Academics tend to see Cyc’s approach as outmoded and labor-intensive; they doubt that the nuances of common sense can be captured through axioms. Instead, they focus on machine learning, the technology behind Siri, Alexa, Google Translate, and other services, which works by detecting patterns in vast amounts of data. Instead of reading an instruction manual, machine-learning systems analyze the library. In 2020, the research lab OpenAI revealed a machine-learning algorithm called GPT-3; it looked at text from the World Wide Web and discovered linguistic patterns that allowed it to produce plausibly human writing from scratch. GPT-3’s mimicry is stunning in some ways, but it’s underwhelming in others. The system can still produce strange statements: for example, “It takes two rainbows to jump from Hawaii to seventeen.” If GPT-3 had common sense, it would know that rainbows aren’t units of time and that seventeen is not a place.
Choi’s team is trying to use language models like GPT-3 as stepping stones to common sense. In one line of research, they asked GPT-3 to generate millions of plausible, common-sense statements describing causes, effects, and intentions—for example, “Before Lindsay gets a job offer, Lindsay has to apply.” They then asked a second machine-learning system to analyze a filtered set of those statements, with an eye to completing fill-in-the-blank questions. (“Alex makes Chris wait. Alex is seen as . . .”) Human evaluators found that the completed sentences produced by the system were commonsensical eighty-eight per cent of the time—a marked improvement over GPT-3, which was only seventy-three-per-cent commonsensical.

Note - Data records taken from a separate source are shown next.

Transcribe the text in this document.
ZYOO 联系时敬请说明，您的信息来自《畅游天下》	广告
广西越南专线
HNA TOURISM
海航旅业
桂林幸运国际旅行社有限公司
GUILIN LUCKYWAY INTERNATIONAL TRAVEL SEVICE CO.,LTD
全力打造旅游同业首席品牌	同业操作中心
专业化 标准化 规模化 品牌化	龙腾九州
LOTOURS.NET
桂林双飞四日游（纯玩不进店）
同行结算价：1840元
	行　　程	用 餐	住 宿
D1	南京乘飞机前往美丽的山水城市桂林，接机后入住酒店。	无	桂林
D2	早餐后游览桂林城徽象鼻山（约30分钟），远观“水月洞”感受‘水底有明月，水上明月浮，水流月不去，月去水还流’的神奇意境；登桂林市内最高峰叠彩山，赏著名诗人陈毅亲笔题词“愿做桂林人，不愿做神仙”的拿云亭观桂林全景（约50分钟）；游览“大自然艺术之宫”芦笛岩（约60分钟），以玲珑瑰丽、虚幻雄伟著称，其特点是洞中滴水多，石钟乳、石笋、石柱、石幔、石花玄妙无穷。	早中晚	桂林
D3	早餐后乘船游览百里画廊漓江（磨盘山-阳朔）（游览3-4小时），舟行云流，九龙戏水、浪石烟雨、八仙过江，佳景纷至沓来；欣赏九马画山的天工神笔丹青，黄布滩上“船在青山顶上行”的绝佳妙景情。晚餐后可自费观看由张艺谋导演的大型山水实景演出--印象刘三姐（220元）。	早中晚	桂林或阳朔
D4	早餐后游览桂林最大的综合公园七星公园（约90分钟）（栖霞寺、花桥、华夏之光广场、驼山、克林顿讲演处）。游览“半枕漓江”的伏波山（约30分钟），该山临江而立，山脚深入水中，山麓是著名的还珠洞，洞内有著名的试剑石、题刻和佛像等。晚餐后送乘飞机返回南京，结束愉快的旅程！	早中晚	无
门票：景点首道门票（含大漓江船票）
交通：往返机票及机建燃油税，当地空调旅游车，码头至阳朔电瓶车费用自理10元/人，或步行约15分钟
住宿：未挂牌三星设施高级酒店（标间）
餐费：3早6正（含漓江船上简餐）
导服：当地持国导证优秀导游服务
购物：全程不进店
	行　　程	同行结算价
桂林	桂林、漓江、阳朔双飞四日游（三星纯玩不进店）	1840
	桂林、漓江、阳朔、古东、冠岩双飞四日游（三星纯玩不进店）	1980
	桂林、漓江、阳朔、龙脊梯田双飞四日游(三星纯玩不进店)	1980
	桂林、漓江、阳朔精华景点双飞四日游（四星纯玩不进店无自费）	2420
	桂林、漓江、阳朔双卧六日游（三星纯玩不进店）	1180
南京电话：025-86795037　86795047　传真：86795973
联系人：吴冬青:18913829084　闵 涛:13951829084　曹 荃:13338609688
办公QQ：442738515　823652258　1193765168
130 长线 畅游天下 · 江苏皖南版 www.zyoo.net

Choi’s lab has done something similar with short videos. She and her collaborators first created a database of millions of captioned clips, then asked a machine-learning system to analyze them. Meanwhile, online crowdworkers—Internet users who perform tasks for pay—composed multiple-choice questions about still frames taken from a second set of clips, which the A.I. had never seen, and multiple-choice questions asking for justifications to the answer. A typical frame, taken from the movie “Swingers,” shows a waitress delivering pancakes to three men in a diner, with one of the men pointing at another. In response to the question “Why is [person4] pointing at [person1]?,” the system said that the pointing man was “telling [person3] that [person1] ordered the pancakes.” Asked to explain its answer, the program said that “[person3] is delivering food to the table, and she might not know whose order is whose.” The A.I. answered the questions in a commonsense way seventy-two per cent of the time, compared with eighty-six per cent for humans. Such systems are impressive—they seem to have enough common sense to understand everyday situations in terms of physics, cause and effect, and even psychology. It’s as though they know that people eat pancakes in diners, that each diner has a different order, and that pointing is a way of delivering information.